Jerry Dunn: Idiom Savant

Jerry Dunn: Idiom Savant

Idiom Savant is the latest example of that put-upon, widely ridiculed genre, the slang dictionary. These medium-sized, trivia-packed monsters are a perennial white elephant in the nonfiction department of any bookstore, and when encountering one of them, it is your duty as a reader to perform a sort of hipness-accuracy litmus test: Turn immediately to a section of slang which "everyone" knows and see how the authors handle themselves. Music slang terms, for instance, are good touchpoints, and Smithsonian writer Jerry Dunn stumbles right out of the blocks—it seems that "axe" is a term rock 'n' roll musicians assign to their guitars, and that "baby" is an affectionate term of address to males and females alike. Turning to the drug slang section, we learn that "baked" means very stoned, and that a "bong" is a pipe with a water chamber. When one looks up "weed" and reads the list of 22 other terms for pot, the droning voice of Jack Webb can be heard ticking them off inside your head. It's funny for all the wrong reasons, and it makes you mistrust the book.
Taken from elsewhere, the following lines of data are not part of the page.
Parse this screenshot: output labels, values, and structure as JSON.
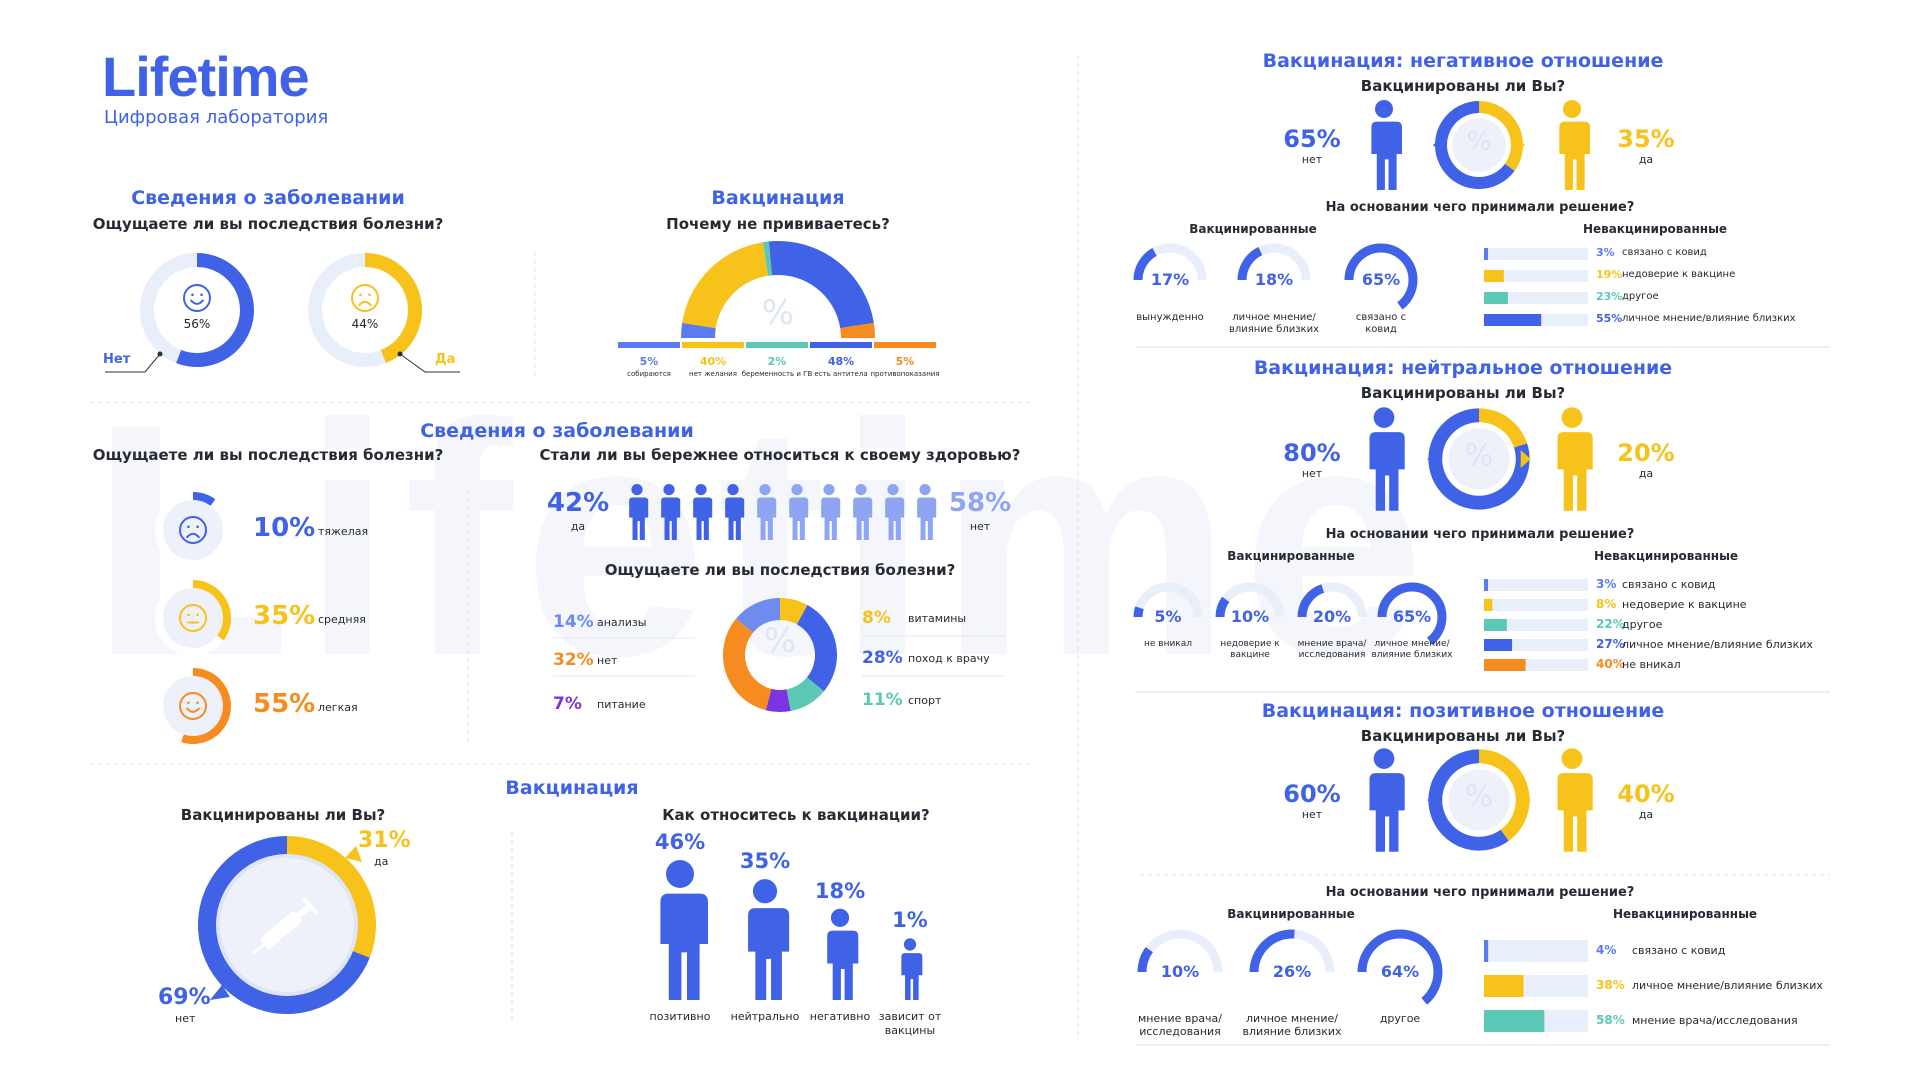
{
  "brand": {
    "name": "Lifetime",
    "subtitle": "Цифровая лаборатория",
    "watermark": "Lifetime"
  },
  "colors": {
    "blue": "#3f62e6",
    "yellow": "#f7c21a",
    "orange": "#f68b1f",
    "teal": "#5cc8b6",
    "purple": "#7a35e0",
    "light_blue": "#8fa5f2",
    "track": "#e9eefb"
  },
  "s1": {
    "title": "Сведения о заболевании",
    "question": "Ощущаете ли вы последствия болезни?",
    "no": {
      "value": "56%",
      "label": "Нет",
      "fraction": 0.56,
      "icon": "smile-icon"
    },
    "yes": {
      "value": "44%",
      "label": "Да",
      "fraction": 0.44,
      "icon": "sad-icon"
    }
  },
  "s2": {
    "title": "Вакцинация",
    "question": "Почему не прививаетесь?",
    "chart_data": {
      "type": "pie",
      "categories": [
        "собираются",
        "нет желания",
        "беременность и ГВ",
        "есть антитела",
        "противопоказания"
      ],
      "values": [
        5,
        40,
        2,
        48,
        5
      ],
      "labels": [
        "5%",
        "40%",
        "2%",
        "48%",
        "5%"
      ]
    }
  },
  "s3": {
    "title": "Сведения о заболевании",
    "severity": {
      "question": "Ощущаете ли вы последствия болезни?",
      "chart_data": {
        "type": "pie",
        "categories": [
          "тяжелая",
          "средняя",
          "легкая"
        ],
        "values": [
          10,
          35,
          55
        ],
        "labels": [
          "10%",
          "35%",
          "55%"
        ]
      }
    },
    "careful": {
      "question": "Стали ли вы бережнее относиться к своему здоровью?",
      "yes": {
        "value": "42%",
        "label": "да",
        "fraction": 0.42
      },
      "no": {
        "value": "58%",
        "label": "нет",
        "fraction": 0.58
      }
    },
    "effects": {
      "question": "Ощущаете ли вы последствия болезни?",
      "chart_data": {
        "type": "pie",
        "categories": [
          "анализы",
          "нет",
          "питание",
          "витамины",
          "поход к врачу",
          "спорт"
        ],
        "values": [
          14,
          32,
          7,
          8,
          28,
          11
        ],
        "labels": [
          "14%",
          "32%",
          "7%",
          "8%",
          "28%",
          "11%"
        ]
      }
    }
  },
  "s4": {
    "title": "Вакцинация",
    "vaccinated": {
      "question": "Вакцинированы ли Вы?",
      "yes": {
        "value": "31%",
        "label": "да",
        "fraction": 0.31
      },
      "no": {
        "value": "69%",
        "label": "нет",
        "fraction": 0.69
      }
    },
    "attitude": {
      "question": "Как относитесь к вакцинации?",
      "chart_data": {
        "type": "bar",
        "categories": [
          "позитивно",
          "нейтрально",
          "негативно",
          "зависит от вакцины"
        ],
        "values": [
          46,
          35,
          18,
          1
        ],
        "labels": [
          "46%",
          "35%",
          "18%",
          "1%"
        ]
      }
    }
  },
  "neg": {
    "title": "Вакцинация: негативное отношение",
    "question": "Вакцинированы ли Вы?",
    "no": {
      "value": "65%",
      "label": "нет",
      "fraction": 0.65
    },
    "yes": {
      "value": "35%",
      "label": "да",
      "fraction": 0.35
    },
    "basis": "На основании чего принимали решение?",
    "vacc_label": "Вакцинированные",
    "unvacc_label": "Невакцинированные",
    "vacc": [
      {
        "value": "17%",
        "label": "вынужденно",
        "fraction": 0.17
      },
      {
        "value": "18%",
        "label": "личное мнение/ влияние близких",
        "fraction": 0.18
      },
      {
        "value": "65%",
        "label": "связано с ковид",
        "fraction": 0.65
      }
    ],
    "unvacc": [
      {
        "value": "3%",
        "label": "связано с ковид",
        "fraction": 0.03,
        "color": "#5b7cf0"
      },
      {
        "value": "19%",
        "label": "недоверие к вакцине",
        "fraction": 0.19,
        "color": "#f7c21a"
      },
      {
        "value": "23%",
        "label": "другое",
        "fraction": 0.23,
        "color": "#5cc8b6"
      },
      {
        "value": "55%",
        "label": "личное мнение/влияние близких",
        "fraction": 0.55,
        "color": "#3f62e6"
      }
    ]
  },
  "neu": {
    "title": "Вакцинация: нейтральное отношение",
    "question": "Вакцинированы ли Вы?",
    "no": {
      "value": "80%",
      "label": "нет",
      "fraction": 0.8
    },
    "yes": {
      "value": "20%",
      "label": "да",
      "fraction": 0.2
    },
    "basis": "На основании чего принимали решение?",
    "vacc_label": "Вакцинированные",
    "unvacc_label": "Невакцинированные",
    "vacc": [
      {
        "value": "5%",
        "label": "не вникал",
        "fraction": 0.05
      },
      {
        "value": "10%",
        "label": "недоверие к вакцине",
        "fraction": 0.1
      },
      {
        "value": "20%",
        "label": "мнение врача/ исследования",
        "fraction": 0.2
      },
      {
        "value": "65%",
        "label": "личное мнение/ влияние близких",
        "fraction": 0.65
      }
    ],
    "unvacc": [
      {
        "value": "3%",
        "label": "связано с ковид",
        "fraction": 0.03,
        "color": "#5b7cf0"
      },
      {
        "value": "8%",
        "label": "недоверие к вакцине",
        "fraction": 0.08,
        "color": "#f7c21a"
      },
      {
        "value": "22%",
        "label": "другое",
        "fraction": 0.22,
        "color": "#5cc8b6"
      },
      {
        "value": "27%",
        "label": "личное мнение/влияние близких",
        "fraction": 0.27,
        "color": "#3f62e6"
      },
      {
        "value": "40%",
        "label": "не вникал",
        "fraction": 0.4,
        "color": "#f68b1f"
      }
    ]
  },
  "pos": {
    "title": "Вакцинация: позитивное отношение",
    "question": "Вакцинированы ли Вы?",
    "no": {
      "value": "60%",
      "label": "нет",
      "fraction": 0.6
    },
    "yes": {
      "value": "40%",
      "label": "да",
      "fraction": 0.4
    },
    "basis": "На основании чего принимали решение?",
    "vacc_label": "Вакцинированные",
    "unvacc_label": "Невакцинированные",
    "vacc": [
      {
        "value": "10%",
        "label": "мнение врача/ исследования",
        "fraction": 0.1
      },
      {
        "value": "26%",
        "label": "личное мнение/ влияние близких",
        "fraction": 0.26
      },
      {
        "value": "64%",
        "label": "другое",
        "fraction": 0.64
      }
    ],
    "unvacc": [
      {
        "value": "4%",
        "label": "связано с ковид",
        "fraction": 0.04,
        "color": "#5b7cf0"
      },
      {
        "value": "38%",
        "label": "личное мнение/влияние близких",
        "fraction": 0.38,
        "color": "#f7c21a"
      },
      {
        "value": "58%",
        "label": "мнение врача/исследования",
        "fraction": 0.58,
        "color": "#5cc8b6"
      }
    ]
  }
}
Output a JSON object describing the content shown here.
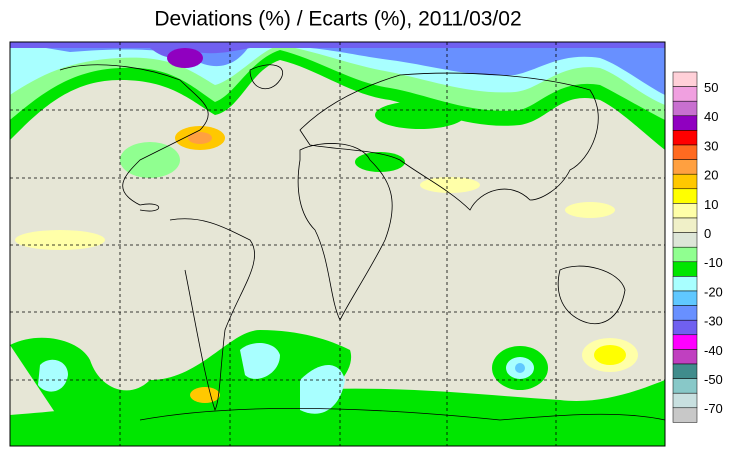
{
  "title": "Deviations (%) / Ecarts (%), 2011/03/02",
  "colorbar": {
    "labels": [
      50,
      40,
      30,
      20,
      10,
      0,
      -10,
      -20,
      -30,
      -40,
      -50,
      -70
    ],
    "colors": [
      "#ffd0d8",
      "#f0a0e0",
      "#c870d0",
      "#9000c0",
      "#ff0000",
      "#ff6a20",
      "#ffa040",
      "#ffc800",
      "#ffff00",
      "#ffffa8",
      "#f0f0c8",
      "#dde6d8",
      "#90ff90",
      "#00e600",
      "#a8ffff",
      "#60c8ff",
      "#6890ff",
      "#7060f0",
      "#ff00ff",
      "#c040c0",
      "#408c8c",
      "#88c8c8",
      "#c8e0e0",
      "#c8c8c8"
    ]
  }
}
Dunn's definitions are correct, at least in these examples, but the very fact that he included such transparent and common terms shakes the reader's confidence in the sections on prison slang, for instance, or FBI-agent slang. If the easy stuff is that hard for him, does he really have a handle on the secret language of hardened convicts and government men? Will this book, mildly entertaining though it is, seem ridiculous in five years? Probably. It's a living language we've got, and you can find the colloquial definition of "baby" in a modern standard dictionary. "Bong," too. Idiom Savant, like many before it, is a good idea, but it's not a key to any secret hidden worlds of language.